After a final hurrah of desserts, I move on to the stage of acceptance. I plan meals dense in nutrients. I weigh out four ounces of protein to add to yams or rice or veggies, chilled in glass containers. I carry around turkey jerky and a liter of water. I eat meals and more meals.
The underbelly of all of this is terror. I’m scared shitless that if I eat this much, no matter how healthy, I will gain weight. It’s hard enough staying thin as a model.
Food has scared me for decades. I cannot be trusted with it; if I go into a grocery store for eggs and veggies, I walk out with ice cream and chips. If I cut carbs for one day, I binge for three. And there is always the worry that I’ll end up purging.
Francesca doesn’t get that eating to gain muscle is not possible for an eating disordered person. What she’s asking is impossible. To eat five times a day, every three hours. To consume triple digits in carbs and keep them down.
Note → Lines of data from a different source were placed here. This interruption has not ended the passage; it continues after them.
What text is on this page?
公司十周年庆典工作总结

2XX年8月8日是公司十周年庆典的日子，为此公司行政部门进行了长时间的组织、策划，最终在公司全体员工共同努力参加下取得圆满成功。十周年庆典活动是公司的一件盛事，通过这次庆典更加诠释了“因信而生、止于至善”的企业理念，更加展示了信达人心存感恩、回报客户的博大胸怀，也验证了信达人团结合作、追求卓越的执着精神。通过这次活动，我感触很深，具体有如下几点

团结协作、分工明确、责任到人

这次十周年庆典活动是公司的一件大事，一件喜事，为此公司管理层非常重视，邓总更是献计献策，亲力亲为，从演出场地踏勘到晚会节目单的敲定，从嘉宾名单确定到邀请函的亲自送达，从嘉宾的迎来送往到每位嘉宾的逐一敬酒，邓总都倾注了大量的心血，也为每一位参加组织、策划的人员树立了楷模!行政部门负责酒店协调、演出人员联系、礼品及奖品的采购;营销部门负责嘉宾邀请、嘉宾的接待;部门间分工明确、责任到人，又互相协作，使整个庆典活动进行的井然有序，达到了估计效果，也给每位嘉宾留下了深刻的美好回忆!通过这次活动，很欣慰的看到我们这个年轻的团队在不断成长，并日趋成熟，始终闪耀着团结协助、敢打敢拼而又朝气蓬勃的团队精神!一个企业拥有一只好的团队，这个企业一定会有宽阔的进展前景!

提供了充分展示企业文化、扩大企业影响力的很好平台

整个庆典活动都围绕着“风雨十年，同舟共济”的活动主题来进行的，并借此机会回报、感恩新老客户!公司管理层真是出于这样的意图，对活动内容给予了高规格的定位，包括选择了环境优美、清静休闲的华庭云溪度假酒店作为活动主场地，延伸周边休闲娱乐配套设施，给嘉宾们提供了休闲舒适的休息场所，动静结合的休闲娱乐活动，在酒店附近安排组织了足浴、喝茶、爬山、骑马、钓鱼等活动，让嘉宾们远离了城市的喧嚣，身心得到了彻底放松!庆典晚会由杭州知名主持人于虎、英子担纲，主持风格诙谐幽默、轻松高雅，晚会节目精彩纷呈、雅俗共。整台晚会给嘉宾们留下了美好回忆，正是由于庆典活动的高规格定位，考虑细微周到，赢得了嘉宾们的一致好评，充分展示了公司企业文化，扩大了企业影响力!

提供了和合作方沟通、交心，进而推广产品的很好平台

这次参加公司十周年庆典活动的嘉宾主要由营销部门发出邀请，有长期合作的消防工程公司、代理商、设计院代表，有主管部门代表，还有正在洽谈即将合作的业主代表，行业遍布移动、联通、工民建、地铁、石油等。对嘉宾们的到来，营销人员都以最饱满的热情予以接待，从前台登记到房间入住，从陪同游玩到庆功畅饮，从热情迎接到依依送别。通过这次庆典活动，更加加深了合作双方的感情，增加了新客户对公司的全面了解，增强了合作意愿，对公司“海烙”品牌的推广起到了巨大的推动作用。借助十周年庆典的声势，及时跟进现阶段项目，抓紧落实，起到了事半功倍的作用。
To sit with my belly full of food and not panic even though the food is whole, clean, organic.
Would you put an addict in a dope house? An alcoholic in a bar?
I don’t push back because I’d feel too exposed around Francesca. I’m vigilant about hiding my means of coping. Decades of deprivation, purging, and erratic nutrition have hardwired my body to cling to calories for dear life and turn them into fat.
I’m what you call “skinny-fat”—I appear to be thin but am actually carrying a high percentage of body fat with a low amount of muscle mass. Being over forty means more muscle loss, although it’s not inevitable—strength training will change your body composition. You’ve got to lift, bro. But the “bulking” required to put on muscle sounds horrifying. Consuming surplus calories to gain muscle and strength, with the potential of gaining fat? What am I, a draft horse?
But my body begins doing the unexpected. It is taking all of this food, all of these calories and carbs and nutrients, and…I don’t know, using them? Before when I ate half as much, the food was…random. Not strategic, or whatever this is. Food was about dulling my feelings or rebelling against my hell-bent deprivation. Now it’s what I’m supposed to say yes to.
Yes is scary. It is not numbing myself with drugs, food, alcohol, and men. It is about becoming more of myself, not disappearing myself. My reluctant yeses and my fledgling self-care begin to send the message that maybe I deserve it.
All this eating and training and feeling and writing…I feel myself waking up. Becoming dimensional. Since I was twenty my identity has been that of a model. A privilege, but also a mindfuck. As a model, you are a product and you are sexualized and you are expected to deliver. It’s not personal, but you cannot help but make it so: it’s you who is getting admired or rejected.
Now my self-concept is expanding to include my personhood, with its layers and messiness, its traumatic beliefs from the past. Philosopher Annette Baier called the skills and abilities of being human the “essential arts of personhood,” which I hope I’m starting to get the hang of.
As if that weren’t enough, I am weightlifting three times a week, and training for roller derby three times a week. I revolve my life around the bursts of energy needed and earn a bone-deep tiredness. I try not to think about how this will affect my career.
But it turns out that skating and lifting and living makes me more bookable as a model, not less. Despite my bruises, despite over-forty models with more magazine covers than me and a bigger name than mine. I’m leaner, more at home in myself, and give fewer fucks about how I’m perceived on set. Photographers and designers respond to that. While it’s affirming, and I need the money, I don’t just want to be a prop on a set.
For the first time I sense my body as a living being, not just an object.